Of course, some news is genuinely concerning, so in its own right this is insufficient to write something off immediately. 

This warrants further investigation.

Can I cross check the content?

The Internet has made it really easy to cross check content.

I start by searching for “plandemic”.

In this case i see a huge number of posts digging into the video – I can go through these and make a more informed decision as to its accuracy.

In each case, I need to ask myself the same questions about each of these sources.

If I had been doing this a week or to ago, I may have wanted to research the source. In this case the video is produced by Elevate – a production company that seems to focus on conspiracy theories. 

Typically real news would be reported by more than one source at about the same time.

Can we check the credential of the “expert” cited? Who is Judy Mitovics? 

Again, research appears to suggest that Mitovics’ scientific credentials and expertise are poor.

Finally, I can fact check each of the assertions made. Again, overwhelming these appear to be fallacies presented as fact.

Of course, it is possible to do all the research and still to choose to believe the original content.

The important part is to check the facts.

What’s the harm of fake news?

Every day, business and political leaders have to make tough decisions – decisions that have a real impact on us.

They are faced with the same deluge of information that we are.

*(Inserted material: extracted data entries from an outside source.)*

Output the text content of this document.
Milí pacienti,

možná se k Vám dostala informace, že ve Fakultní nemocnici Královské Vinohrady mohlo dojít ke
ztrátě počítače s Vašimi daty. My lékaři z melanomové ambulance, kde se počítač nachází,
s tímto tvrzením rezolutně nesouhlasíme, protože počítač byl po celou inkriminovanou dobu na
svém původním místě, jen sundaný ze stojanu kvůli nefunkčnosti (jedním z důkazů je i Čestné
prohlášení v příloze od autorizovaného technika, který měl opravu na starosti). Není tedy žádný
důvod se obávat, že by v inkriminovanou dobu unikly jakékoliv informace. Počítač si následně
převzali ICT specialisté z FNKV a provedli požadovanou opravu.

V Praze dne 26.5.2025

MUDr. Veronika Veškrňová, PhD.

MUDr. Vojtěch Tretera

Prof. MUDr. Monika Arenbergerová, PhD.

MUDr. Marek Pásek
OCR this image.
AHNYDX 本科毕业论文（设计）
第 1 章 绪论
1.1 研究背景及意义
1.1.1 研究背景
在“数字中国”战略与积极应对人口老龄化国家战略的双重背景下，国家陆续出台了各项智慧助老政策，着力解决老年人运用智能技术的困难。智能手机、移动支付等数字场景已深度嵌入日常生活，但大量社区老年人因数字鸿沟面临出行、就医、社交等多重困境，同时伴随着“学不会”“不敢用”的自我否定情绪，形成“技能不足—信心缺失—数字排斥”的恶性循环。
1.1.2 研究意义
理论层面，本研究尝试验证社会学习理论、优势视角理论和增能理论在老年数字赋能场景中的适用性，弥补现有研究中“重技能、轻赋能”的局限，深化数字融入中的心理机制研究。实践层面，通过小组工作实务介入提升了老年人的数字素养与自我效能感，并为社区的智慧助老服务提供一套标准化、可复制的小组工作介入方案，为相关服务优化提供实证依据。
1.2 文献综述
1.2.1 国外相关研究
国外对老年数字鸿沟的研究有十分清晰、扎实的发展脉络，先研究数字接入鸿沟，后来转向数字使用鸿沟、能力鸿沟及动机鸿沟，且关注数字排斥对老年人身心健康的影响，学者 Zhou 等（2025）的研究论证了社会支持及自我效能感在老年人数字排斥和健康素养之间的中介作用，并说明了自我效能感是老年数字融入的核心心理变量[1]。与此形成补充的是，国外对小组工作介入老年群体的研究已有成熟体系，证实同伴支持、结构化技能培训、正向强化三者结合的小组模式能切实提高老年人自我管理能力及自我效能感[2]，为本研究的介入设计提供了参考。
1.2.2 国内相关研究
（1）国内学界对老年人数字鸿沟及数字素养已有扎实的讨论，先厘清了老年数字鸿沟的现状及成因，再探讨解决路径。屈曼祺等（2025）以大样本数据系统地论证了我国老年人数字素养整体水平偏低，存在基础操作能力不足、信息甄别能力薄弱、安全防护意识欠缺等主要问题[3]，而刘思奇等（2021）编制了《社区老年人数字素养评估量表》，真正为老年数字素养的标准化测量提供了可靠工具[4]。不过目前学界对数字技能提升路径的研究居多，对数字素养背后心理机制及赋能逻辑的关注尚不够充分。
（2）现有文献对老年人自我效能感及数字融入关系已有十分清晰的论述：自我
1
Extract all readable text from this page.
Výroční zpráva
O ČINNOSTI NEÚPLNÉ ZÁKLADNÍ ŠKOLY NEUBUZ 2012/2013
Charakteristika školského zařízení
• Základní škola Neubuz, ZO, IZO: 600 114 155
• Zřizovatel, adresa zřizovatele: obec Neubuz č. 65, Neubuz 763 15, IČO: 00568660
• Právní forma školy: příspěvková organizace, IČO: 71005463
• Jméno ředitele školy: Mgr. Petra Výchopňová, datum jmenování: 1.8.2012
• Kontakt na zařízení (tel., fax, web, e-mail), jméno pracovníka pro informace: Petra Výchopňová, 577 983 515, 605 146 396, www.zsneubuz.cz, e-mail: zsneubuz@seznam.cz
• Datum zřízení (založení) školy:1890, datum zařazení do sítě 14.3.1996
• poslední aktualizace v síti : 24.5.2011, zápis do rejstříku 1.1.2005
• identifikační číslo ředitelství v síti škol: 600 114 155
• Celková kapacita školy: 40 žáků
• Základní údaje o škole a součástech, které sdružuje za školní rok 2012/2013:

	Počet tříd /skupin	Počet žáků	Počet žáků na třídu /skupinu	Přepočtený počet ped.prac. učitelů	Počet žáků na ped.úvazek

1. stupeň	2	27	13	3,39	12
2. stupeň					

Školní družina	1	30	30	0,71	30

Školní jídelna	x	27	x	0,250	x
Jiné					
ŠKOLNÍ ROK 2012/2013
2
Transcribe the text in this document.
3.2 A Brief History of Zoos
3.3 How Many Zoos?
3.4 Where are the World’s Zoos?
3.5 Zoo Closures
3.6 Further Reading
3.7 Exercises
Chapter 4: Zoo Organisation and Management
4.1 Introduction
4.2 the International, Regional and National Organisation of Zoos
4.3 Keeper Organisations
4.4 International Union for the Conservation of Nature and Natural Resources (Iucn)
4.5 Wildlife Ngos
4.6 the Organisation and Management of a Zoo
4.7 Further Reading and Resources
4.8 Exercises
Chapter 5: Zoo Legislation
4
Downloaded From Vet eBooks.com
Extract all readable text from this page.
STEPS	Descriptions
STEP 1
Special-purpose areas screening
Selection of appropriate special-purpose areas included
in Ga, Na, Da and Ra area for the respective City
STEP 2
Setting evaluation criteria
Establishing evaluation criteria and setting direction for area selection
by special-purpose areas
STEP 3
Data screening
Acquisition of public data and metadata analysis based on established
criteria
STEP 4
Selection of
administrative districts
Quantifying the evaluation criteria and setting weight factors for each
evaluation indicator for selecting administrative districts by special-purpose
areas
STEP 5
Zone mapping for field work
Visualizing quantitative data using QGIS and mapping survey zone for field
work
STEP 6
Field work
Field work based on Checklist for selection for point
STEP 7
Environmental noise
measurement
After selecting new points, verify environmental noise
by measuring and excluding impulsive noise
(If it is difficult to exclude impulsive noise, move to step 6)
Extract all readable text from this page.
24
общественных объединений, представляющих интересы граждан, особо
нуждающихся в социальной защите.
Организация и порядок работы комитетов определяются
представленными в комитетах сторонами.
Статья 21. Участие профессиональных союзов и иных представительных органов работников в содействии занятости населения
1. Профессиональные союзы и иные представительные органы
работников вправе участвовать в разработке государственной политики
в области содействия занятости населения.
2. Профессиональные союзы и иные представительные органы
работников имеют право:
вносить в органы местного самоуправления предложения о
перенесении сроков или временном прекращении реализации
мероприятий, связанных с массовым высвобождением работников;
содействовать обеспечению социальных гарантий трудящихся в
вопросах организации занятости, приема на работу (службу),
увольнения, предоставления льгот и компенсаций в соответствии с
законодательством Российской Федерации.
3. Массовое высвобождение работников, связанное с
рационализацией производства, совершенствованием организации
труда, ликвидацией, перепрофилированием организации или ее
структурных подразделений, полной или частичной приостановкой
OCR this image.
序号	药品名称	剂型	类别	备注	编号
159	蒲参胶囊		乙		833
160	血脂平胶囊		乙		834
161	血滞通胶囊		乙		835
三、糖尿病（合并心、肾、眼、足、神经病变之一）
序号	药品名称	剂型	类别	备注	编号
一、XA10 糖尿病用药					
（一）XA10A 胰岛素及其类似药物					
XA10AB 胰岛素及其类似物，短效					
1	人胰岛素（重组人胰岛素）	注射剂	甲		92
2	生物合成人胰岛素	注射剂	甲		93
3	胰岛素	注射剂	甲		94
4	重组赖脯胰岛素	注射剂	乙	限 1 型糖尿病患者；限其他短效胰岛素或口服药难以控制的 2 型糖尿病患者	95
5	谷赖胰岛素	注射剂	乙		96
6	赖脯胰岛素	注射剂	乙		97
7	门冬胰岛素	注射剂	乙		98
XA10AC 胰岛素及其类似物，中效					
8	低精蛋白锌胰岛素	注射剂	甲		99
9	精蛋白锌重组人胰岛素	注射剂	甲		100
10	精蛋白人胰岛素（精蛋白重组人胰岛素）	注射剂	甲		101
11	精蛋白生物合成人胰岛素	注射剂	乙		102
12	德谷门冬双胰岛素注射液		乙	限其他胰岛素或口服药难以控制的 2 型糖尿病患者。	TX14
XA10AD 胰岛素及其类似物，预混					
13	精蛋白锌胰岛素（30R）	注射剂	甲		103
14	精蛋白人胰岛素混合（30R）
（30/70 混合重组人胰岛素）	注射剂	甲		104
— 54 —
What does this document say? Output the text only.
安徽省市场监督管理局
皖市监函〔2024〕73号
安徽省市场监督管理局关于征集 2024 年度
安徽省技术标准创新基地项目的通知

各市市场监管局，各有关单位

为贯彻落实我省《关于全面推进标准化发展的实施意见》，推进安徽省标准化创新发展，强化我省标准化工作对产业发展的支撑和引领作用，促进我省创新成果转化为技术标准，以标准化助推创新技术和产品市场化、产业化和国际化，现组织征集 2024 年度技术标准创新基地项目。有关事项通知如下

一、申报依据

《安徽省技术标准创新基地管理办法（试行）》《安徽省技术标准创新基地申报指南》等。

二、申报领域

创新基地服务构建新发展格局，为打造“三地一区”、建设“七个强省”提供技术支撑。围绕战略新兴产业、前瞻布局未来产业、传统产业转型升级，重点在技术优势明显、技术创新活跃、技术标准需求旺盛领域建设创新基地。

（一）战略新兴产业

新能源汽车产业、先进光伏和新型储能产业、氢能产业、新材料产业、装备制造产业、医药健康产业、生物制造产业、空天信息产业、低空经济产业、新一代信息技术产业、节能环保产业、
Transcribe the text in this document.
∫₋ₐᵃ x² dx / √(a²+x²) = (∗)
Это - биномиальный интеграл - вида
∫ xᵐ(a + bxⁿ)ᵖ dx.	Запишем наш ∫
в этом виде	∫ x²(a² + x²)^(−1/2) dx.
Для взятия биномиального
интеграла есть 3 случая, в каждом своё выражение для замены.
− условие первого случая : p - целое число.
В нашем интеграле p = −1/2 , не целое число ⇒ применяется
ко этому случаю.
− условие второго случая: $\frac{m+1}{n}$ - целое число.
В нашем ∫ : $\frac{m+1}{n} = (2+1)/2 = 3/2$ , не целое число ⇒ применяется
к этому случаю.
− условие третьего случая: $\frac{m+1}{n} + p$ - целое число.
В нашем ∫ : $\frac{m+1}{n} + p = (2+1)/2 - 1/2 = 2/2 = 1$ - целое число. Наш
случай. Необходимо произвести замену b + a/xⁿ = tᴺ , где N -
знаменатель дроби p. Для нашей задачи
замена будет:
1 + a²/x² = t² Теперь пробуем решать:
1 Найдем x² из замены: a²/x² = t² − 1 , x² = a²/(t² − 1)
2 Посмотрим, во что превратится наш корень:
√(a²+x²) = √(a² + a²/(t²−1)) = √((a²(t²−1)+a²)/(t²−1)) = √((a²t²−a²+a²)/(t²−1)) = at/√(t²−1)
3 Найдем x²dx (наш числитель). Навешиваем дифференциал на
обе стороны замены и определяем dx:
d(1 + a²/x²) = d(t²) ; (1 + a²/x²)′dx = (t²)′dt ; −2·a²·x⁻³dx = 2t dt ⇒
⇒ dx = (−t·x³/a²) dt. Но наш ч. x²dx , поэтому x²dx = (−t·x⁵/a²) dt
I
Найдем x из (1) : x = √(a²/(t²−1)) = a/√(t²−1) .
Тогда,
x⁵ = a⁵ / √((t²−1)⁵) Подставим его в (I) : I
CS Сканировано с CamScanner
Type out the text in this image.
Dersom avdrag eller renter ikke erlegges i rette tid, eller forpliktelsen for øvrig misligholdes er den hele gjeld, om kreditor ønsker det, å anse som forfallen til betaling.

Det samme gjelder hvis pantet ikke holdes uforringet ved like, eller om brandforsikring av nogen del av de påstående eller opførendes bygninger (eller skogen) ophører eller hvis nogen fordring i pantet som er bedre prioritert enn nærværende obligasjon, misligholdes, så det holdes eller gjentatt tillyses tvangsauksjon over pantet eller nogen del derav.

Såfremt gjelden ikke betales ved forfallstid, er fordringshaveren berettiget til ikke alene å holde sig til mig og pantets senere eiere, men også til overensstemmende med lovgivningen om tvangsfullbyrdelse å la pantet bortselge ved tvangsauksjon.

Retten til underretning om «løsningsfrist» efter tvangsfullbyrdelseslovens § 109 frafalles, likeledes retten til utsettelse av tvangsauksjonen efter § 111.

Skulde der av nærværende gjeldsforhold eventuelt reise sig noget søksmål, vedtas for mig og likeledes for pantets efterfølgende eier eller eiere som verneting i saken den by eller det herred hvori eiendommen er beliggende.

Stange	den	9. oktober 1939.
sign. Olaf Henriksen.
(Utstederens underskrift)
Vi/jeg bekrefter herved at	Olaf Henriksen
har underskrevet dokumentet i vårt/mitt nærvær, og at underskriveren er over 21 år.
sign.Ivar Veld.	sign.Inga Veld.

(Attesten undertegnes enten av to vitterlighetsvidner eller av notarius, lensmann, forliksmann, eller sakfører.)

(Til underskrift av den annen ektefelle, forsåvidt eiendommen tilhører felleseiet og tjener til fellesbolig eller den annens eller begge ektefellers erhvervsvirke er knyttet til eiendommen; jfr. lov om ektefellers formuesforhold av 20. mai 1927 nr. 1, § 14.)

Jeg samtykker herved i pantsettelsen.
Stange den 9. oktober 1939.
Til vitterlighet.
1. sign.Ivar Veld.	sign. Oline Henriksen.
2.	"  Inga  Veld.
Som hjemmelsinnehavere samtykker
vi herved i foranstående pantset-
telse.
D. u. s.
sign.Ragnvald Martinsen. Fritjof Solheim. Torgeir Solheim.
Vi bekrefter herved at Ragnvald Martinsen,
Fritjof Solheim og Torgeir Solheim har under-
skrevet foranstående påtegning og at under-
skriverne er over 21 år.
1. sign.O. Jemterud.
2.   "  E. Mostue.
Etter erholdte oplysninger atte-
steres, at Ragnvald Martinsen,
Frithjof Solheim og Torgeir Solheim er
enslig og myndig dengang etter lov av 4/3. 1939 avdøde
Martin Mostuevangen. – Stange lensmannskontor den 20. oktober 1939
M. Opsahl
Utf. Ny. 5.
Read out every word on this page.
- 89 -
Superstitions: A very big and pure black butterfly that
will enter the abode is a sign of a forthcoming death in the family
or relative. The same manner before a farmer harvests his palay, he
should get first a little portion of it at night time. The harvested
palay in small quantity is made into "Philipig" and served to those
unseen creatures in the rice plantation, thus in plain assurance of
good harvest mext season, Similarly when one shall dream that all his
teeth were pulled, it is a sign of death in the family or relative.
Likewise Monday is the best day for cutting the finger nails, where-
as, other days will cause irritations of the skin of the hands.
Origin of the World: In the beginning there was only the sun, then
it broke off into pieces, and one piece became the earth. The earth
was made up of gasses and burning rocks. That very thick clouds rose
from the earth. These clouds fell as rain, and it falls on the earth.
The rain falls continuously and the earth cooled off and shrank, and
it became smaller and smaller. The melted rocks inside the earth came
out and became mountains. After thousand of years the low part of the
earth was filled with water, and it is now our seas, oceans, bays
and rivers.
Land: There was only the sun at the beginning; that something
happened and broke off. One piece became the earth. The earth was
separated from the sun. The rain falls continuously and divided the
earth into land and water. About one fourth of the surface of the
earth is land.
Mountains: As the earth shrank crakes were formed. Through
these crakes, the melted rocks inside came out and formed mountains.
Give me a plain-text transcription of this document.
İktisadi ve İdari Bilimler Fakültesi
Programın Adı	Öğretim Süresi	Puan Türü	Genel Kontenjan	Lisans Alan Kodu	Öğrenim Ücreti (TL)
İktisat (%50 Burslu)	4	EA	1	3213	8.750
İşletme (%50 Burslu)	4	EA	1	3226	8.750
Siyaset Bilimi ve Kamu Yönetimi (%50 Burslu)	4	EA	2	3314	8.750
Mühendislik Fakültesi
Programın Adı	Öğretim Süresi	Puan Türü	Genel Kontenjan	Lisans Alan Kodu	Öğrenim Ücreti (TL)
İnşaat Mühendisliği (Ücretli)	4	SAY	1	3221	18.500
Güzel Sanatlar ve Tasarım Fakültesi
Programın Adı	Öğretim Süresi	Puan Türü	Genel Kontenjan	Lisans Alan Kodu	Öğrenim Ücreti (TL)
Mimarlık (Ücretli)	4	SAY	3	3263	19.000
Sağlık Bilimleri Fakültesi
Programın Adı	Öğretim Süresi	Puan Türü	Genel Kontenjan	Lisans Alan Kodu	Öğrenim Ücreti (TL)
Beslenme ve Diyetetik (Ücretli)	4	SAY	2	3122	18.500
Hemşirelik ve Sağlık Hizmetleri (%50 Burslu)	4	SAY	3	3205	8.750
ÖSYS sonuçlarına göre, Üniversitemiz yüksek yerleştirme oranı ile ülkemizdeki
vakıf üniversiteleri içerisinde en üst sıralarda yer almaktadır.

In fact, it is fair to assume that many decision makers are presented with far more data, analyses and opinions than we are. They too need to draw the distinction between fact and fiction

When we fall for fake news we may feel, for a moment that we are taking back control – sticking it to the man!

If we don’t do our research we could, unwittingly be serving the agenda of our oppressors.

Fake news typically has an agenda – most commonly motivated by money or power. For example, we can look at how the Brexit campaign used fake news to drive the out vote to entrench certain interests.

With respect to COVID-19, fake news messages are mostly acting against the public health and could lead to many unnecessary deaths, increase the length of the lockdown, and deepen the economic crisis. This serves the interests of those that would like to maintain their control over all of us.

Truthiness is what you want the facts to be, as opposed to what the facts are. What feels like the right answer, as opposed to what reality will support.” – Stephen Colbert

The basis of democracy is that we, the people, question the excesses of government. When we do so, we should endeavour to do so on the basis of fact.